Ozick’s story about Rosa can be seen as either a story or triumph, or a story of oppression, but I think that it is obvious that this is a story that is weighted on the side of oppression.
Rosa’s entire life is based around the theme of oppression considering she was a victim and survivor of the Holocaust and has transformed her current life into a relived nightmare.
I can most definitely say that her early years of life were under oppression because she was stripped of her family in more ways than one. She was taken from her family n Warsaw and put on a train, which led her to an unknown destination. From there she was put in a death march that led then to the camp, which was described in The Shawl. After being forced to live like a caged animal by inhumane men, they murder the one last thing she had to call her own, Magda. This event seems to be the beginning of the end for Rosa.
She moves to New York and seems to be dealing with dealing with the Holocaust. She has opened an antique store and seems to be doing well for herself, for antiques do not come cheap. But due to the insensitivity of her customers, they throw her into a tornado of destruction and she smashes her entire store so that no one can have the antiques that she sold.

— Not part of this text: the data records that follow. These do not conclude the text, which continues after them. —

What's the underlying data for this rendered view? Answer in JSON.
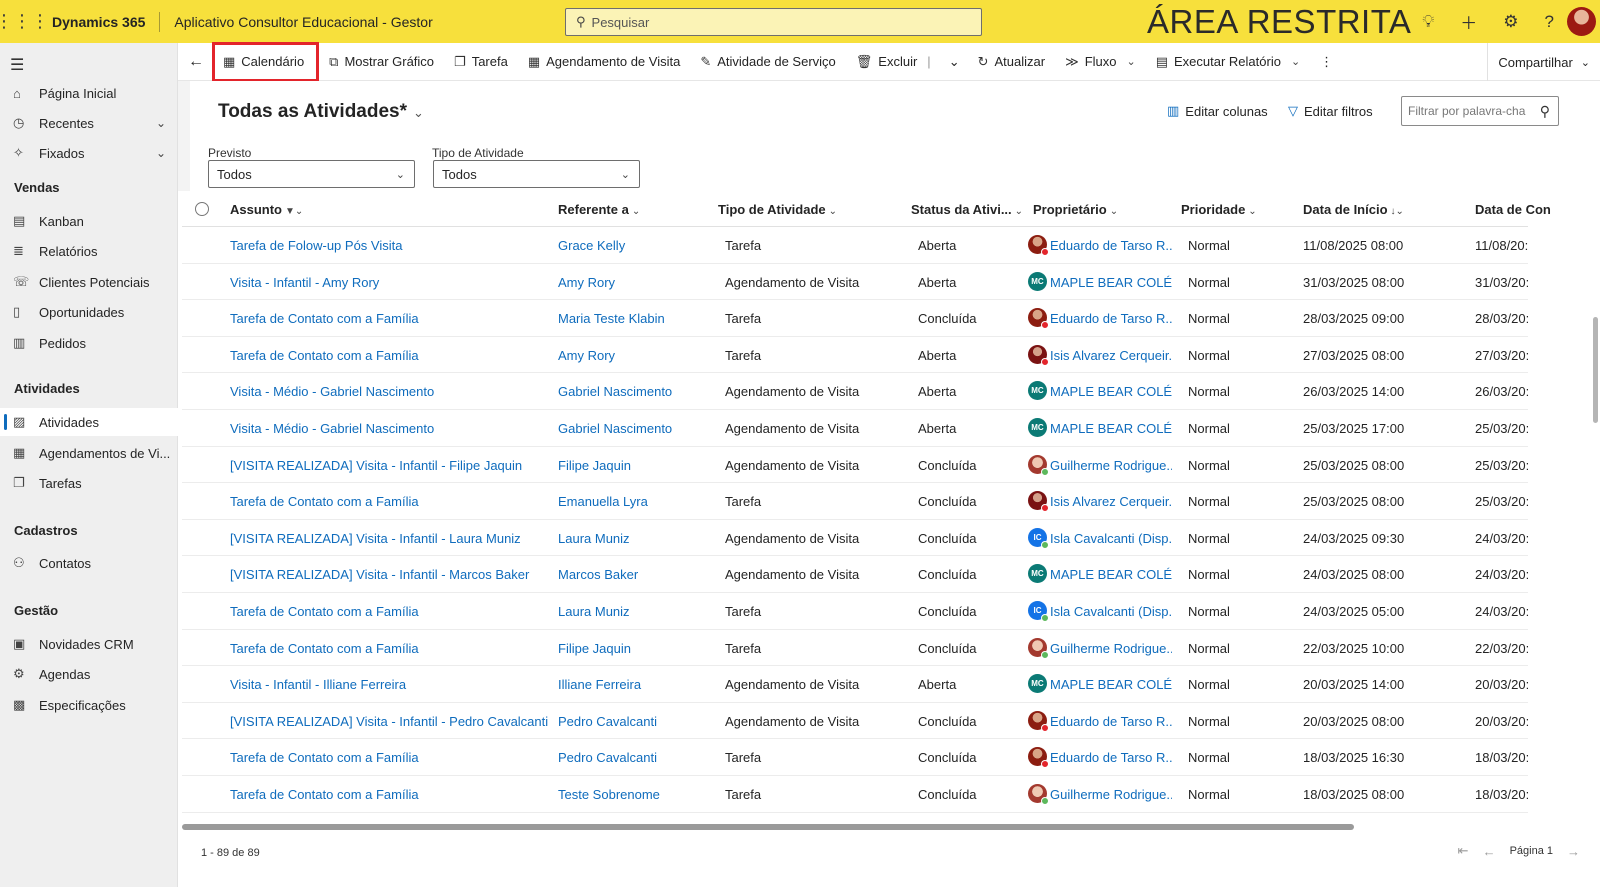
{
  "topbar": {
    "brand": "Dynamics 365",
    "app_name": "Aplicativo Consultor Educacional - Gestor",
    "search_placeholder": "Pesquisar",
    "restricted_label": "ÁREA RESTRITA",
    "background_color": "#f7e03c"
  },
  "sidebar": {
    "items": [
      {
        "label": "Página Inicial",
        "icon": "home-icon"
      },
      {
        "label": "Recentes",
        "icon": "clock-icon"
      },
      {
        "label": "Fixados",
        "icon": "pin-icon"
      }
    ],
    "sections": [
      {
        "title": "Vendas",
        "items": [
          "Kanban",
          "Relatórios",
          "Clientes Potenciais",
          "Oportunidades",
          "Pedidos"
        ]
      },
      {
        "title": "Atividades",
        "items": [
          "Atividades",
          "Agendamentos de Vi...",
          "Tarefas"
        ]
      },
      {
        "title": "Cadastros",
        "items": [
          "Contatos"
        ]
      },
      {
        "title": "Gestão",
        "items": [
          "Novidades CRM",
          "Agendas",
          "Especificações"
        ]
      }
    ]
  },
  "commandbar": {
    "calendar": "Calendário",
    "show_chart": "Mostrar Gráfico",
    "task": "Tarefa",
    "visit_schedule": "Agendamento de Visita",
    "service_activity": "Atividade de Serviço",
    "delete": "Excluir",
    "refresh": "Atualizar",
    "flow": "Fluxo",
    "run_report": "Executar Relatório",
    "share": "Compartilhar",
    "highlight_color": "#e3242b"
  },
  "view": {
    "title": "Todas as Atividades*",
    "edit_columns": "Editar colunas",
    "edit_filters": "Editar filtros",
    "filter_placeholder": "Filtrar por palavra-cha",
    "filters": [
      {
        "label": "Previsto",
        "value": "Todos"
      },
      {
        "label": "Tipo de Atividade",
        "value": "Todos"
      }
    ]
  },
  "grid": {
    "columns": [
      "Assunto",
      "Referente a",
      "Tipo de Atividade",
      "Status da Ativi...",
      "Proprietário",
      "Prioridade",
      "Data de Início",
      "Data de Con"
    ],
    "rows": [
      {
        "subject": "Tarefa de Folow-up Pós Visita",
        "regarding": "Grace Kelly",
        "type": "Tarefa",
        "status": "Aberta",
        "owner": "Eduardo de Tarso R...",
        "owner_av": "photo-red",
        "priority": "Normal",
        "start": "11/08/2025 08:00",
        "due": "11/08/20:"
      },
      {
        "subject": "Visita - Infantil - Amy Rory",
        "regarding": "Amy Rory",
        "type": "Agendamento de Visita",
        "status": "Aberta",
        "owner": "MAPLE BEAR COLÉG...",
        "owner_av": "MC",
        "priority": "Normal",
        "start": "31/03/2025 08:00",
        "due": "31/03/20:"
      },
      {
        "subject": "Tarefa de Contato com a Família",
        "regarding": "Maria Teste Klabin",
        "type": "Tarefa",
        "status": "Concluída",
        "owner": "Eduardo de Tarso R...",
        "owner_av": "photo-red",
        "priority": "Normal",
        "start": "28/03/2025 09:00",
        "due": "28/03/20:"
      },
      {
        "subject": "Tarefa de Contato com a Família",
        "regarding": "Amy Rory",
        "type": "Tarefa",
        "status": "Aberta",
        "owner": "Isis Alvarez Cerqueir...",
        "owner_av": "photo-dark",
        "priority": "Normal",
        "start": "27/03/2025 08:00",
        "due": "27/03/20:"
      },
      {
        "subject": "Visita - Médio - Gabriel Nascimento",
        "regarding": "Gabriel Nascimento",
        "type": "Agendamento de Visita",
        "status": "Aberta",
        "owner": "MAPLE BEAR COLÉG...",
        "owner_av": "MC",
        "priority": "Normal",
        "start": "26/03/2025 14:00",
        "due": "26/03/20:"
      },
      {
        "subject": "Visita - Médio - Gabriel Nascimento",
        "regarding": "Gabriel Nascimento",
        "type": "Agendamento de Visita",
        "status": "Aberta",
        "owner": "MAPLE BEAR COLÉG...",
        "owner_av": "MC",
        "priority": "Normal",
        "start": "25/03/2025 17:00",
        "due": "25/03/20:"
      },
      {
        "subject": "[VISITA REALIZADA] Visita - Infantil - Filipe Jaquin",
        "regarding": "Filipe Jaquin",
        "type": "Agendamento de Visita",
        "status": "Concluída",
        "owner": "Guilherme Rodrigue...",
        "owner_av": "photo-light",
        "priority": "Normal",
        "start": "25/03/2025 08:00",
        "due": "25/03/20:"
      },
      {
        "subject": "Tarefa de Contato com a Família",
        "regarding": "Emanuella Lyra",
        "type": "Tarefa",
        "status": "Concluída",
        "owner": "Isis Alvarez Cerqueir...",
        "owner_av": "photo-dark",
        "priority": "Normal",
        "start": "25/03/2025 08:00",
        "due": "25/03/20:"
      },
      {
        "subject": "[VISITA REALIZADA] Visita - Infantil - Laura Muniz",
        "regarding": "Laura Muniz",
        "type": "Agendamento de Visita",
        "status": "Concluída",
        "owner": "Isla Cavalcanti (Disp...",
        "owner_av": "IC",
        "priority": "Normal",
        "start": "24/03/2025 09:30",
        "due": "24/03/20:"
      },
      {
        "subject": "[VISITA REALIZADA] Visita - Infantil - Marcos Baker",
        "regarding": "Marcos Baker",
        "type": "Agendamento de Visita",
        "status": "Concluída",
        "owner": "MAPLE BEAR COLÉG...",
        "owner_av": "MC",
        "priority": "Normal",
        "start": "24/03/2025 08:00",
        "due": "24/03/20:"
      },
      {
        "subject": "Tarefa de Contato com a Família",
        "regarding": "Laura Muniz",
        "type": "Tarefa",
        "status": "Concluída",
        "owner": "Isla Cavalcanti (Disp...",
        "owner_av": "IC",
        "priority": "Normal",
        "start": "24/03/2025 05:00",
        "due": "24/03/20:"
      },
      {
        "subject": "Tarefa de Contato com a Família",
        "regarding": "Filipe Jaquin",
        "type": "Tarefa",
        "status": "Concluída",
        "owner": "Guilherme Rodrigue...",
        "owner_av": "photo-light",
        "priority": "Normal",
        "start": "22/03/2025 10:00",
        "due": "22/03/20:"
      },
      {
        "subject": "Visita - Infantil - Illiane Ferreira",
        "regarding": "Illiane Ferreira",
        "type": "Agendamento de Visita",
        "status": "Aberta",
        "owner": "MAPLE BEAR COLÉG...",
        "owner_av": "MC",
        "priority": "Normal",
        "start": "20/03/2025 14:00",
        "due": "20/03/20:"
      },
      {
        "subject": "[VISITA REALIZADA] Visita - Infantil - Pedro Cavalcanti",
        "regarding": "Pedro Cavalcanti",
        "type": "Agendamento de Visita",
        "status": "Concluída",
        "owner": "Eduardo de Tarso R...",
        "owner_av": "photo-red",
        "priority": "Normal",
        "start": "20/03/2025 08:00",
        "due": "20/03/20:"
      },
      {
        "subject": "Tarefa de Contato com a Família",
        "regarding": "Pedro Cavalcanti",
        "type": "Tarefa",
        "status": "Concluída",
        "owner": "Eduardo de Tarso R...",
        "owner_av": "photo-red",
        "priority": "Normal",
        "start": "18/03/2025 16:30",
        "due": "18/03/20:"
      },
      {
        "subject": "Tarefa de Contato com a Família",
        "regarding": "Teste Sobrenome",
        "type": "Tarefa",
        "status": "Concluída",
        "owner": "Guilherme Rodrigue...",
        "owner_av": "photo-light",
        "priority": "Normal",
        "start": "18/03/2025 08:00",
        "due": "18/03/20:"
      }
    ]
  },
  "footer": {
    "count": "1 - 89 de 89",
    "page": "Página 1"
  }
}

From here, she shelters herself and nearly becomes a recluse and lives a very dirty life in cheap motel that is paid for by Stella. This new life in Miami is representative of her experience in the concentration camp all those years ago. She hardly eats, leaves her room and is living in filth. It is Rosa oppressing herself rather than someone else oppressing her but nonetheless, Rosa is still living under oppression. And it will only be Rosa who can bring herself above the oppression she is living under.